WHEN Khumar McHugh speaks his voice doesn’t rise more than a few octaves above a whisper. Soft-spoken and quite reserved, he comes across to many as a shy guy. You’d never know it from a conversation with this young man, just 25 years old, that he’s already suffered two strokes and has survived to tell the tale.
Today, seated in a corner office on the Ashé premises in Kingston, McHugh is a picture of good health and a joyful spirit, but you begin to see that there are deeper layers here as he delves ever deeper into his fascinating story.
According to McHugh, the first stroke came on in 2018 (after he’d finished up a dance class). By doctor’s orders, he went on rest for about a month. In May of this year, approximately two years later, it happened again (starting with a tingling sensation in his hands). The singer-dancer-actor has just completed a three-month break from performance duties with Ashé, hoping to get back to what he loves fully. Meantime, his doctors are stumped as to what brought on the strokes, and McHugh can’t seem to pinpoint what exactly could have triggered it.
How has he been coping emotionally with such serious health-related challenges? “There is always the fear of it happening again,” he admits. “I think on a deeper level it has a lot to do with how you cope with the stress and pressure in your life, because I do feel overwhelmed at times.” But, he’s learned that the little things are critical. “I talk long walks. I listen to music, and I try to keep myself stress-free,” he reflects, looking out the window. “I’m learning to take things easier. I try to stay on my medication and just take it easy for now.”
But deep down McHugh is itching to get back to the way things were. His performing-arts journey started with the world-renowned Kingston College Chapel Choir. After leaving KC in 2012, he auditioned for Ashé and got in. Eight years on, he’s evolved into a well-rounded triple threat, who also gets to dabble in costume management, administrative duties like data entry and even community outreach. “When you’re here, it’s like family,” he readily says of the Ashé experience. “You never feel like you don’t belong.”
“Khumar brings light and joy to Ashé,” says Artistic Director Michael Holgate. “He’s an excellent singer, a good performer and a good ensemble member. He’s one of the members who remembers the choreography easily.” Like so many of his peers, he’s been diversifying his skills.
Dancing, acting and singing aside, McHugh’s biggest passion is makeup artistry. He’s even kick-started a little side business, Khai Beauty Extreme, and has already worked with such major stars as Alaine. Taking note of these skills, Ashé Executive Director Conroy Wilson has tasked McHugh (a D’Marie Institute alum) with taking charge of the troupe’s image for stage performances.
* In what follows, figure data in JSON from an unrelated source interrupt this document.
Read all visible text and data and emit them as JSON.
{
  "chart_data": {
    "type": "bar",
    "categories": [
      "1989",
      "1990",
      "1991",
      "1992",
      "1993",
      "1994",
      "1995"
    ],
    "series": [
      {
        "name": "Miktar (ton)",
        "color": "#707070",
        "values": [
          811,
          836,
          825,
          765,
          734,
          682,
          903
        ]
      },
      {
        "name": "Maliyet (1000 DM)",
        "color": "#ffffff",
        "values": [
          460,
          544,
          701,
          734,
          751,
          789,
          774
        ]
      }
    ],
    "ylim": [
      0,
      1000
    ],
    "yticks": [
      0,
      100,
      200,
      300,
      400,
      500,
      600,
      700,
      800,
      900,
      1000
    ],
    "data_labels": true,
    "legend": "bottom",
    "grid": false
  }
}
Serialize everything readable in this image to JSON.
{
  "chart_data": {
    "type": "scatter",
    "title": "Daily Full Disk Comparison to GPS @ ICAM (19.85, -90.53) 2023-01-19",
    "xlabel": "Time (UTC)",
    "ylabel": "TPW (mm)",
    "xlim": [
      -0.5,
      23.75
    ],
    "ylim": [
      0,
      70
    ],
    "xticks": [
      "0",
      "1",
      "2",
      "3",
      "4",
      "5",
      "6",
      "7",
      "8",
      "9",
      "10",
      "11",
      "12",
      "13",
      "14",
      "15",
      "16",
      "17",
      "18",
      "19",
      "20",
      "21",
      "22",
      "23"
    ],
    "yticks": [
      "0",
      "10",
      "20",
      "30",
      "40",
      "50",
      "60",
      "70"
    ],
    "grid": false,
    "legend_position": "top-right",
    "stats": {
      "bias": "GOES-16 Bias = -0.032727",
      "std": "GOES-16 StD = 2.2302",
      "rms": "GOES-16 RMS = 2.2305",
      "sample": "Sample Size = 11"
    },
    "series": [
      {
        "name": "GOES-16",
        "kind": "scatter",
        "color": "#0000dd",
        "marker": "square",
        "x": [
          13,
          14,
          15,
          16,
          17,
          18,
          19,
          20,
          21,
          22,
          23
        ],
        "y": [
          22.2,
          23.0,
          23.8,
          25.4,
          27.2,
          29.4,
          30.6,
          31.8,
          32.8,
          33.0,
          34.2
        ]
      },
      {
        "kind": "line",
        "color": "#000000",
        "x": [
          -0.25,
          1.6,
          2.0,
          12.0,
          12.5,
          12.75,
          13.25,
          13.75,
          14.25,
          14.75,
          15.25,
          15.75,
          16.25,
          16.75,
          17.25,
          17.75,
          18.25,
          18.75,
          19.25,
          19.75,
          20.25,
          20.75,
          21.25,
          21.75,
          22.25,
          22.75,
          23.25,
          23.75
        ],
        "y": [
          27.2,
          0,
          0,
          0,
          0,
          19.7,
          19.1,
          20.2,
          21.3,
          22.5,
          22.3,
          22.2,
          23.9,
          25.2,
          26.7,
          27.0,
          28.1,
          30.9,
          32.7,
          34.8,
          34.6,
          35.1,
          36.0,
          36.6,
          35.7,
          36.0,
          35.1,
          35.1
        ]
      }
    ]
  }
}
At the same time, much of this present chapter in Khumar McHugh’s life is really about learning to navigate the rocky road that is adulthood. Doing what he loves, keeping his health in check, staying on his medication. “He has a great future ahead,” says Holgate. “He just needs to choose to fully invest heart, soul and mind into himself as an artist.”
A big step for him was moving out of his parents’ home on Maxfield Avenue in Kingston to renting his own place in Barbican. “I’ve learned to accept myself,” he says, looking forward to pursuing a Media & Communications degree at the University of Technology. “Being on my own has come with a lot of pressure. It’s not easy being independent. But you can’t take things for granted. You have to be grateful for every moment.”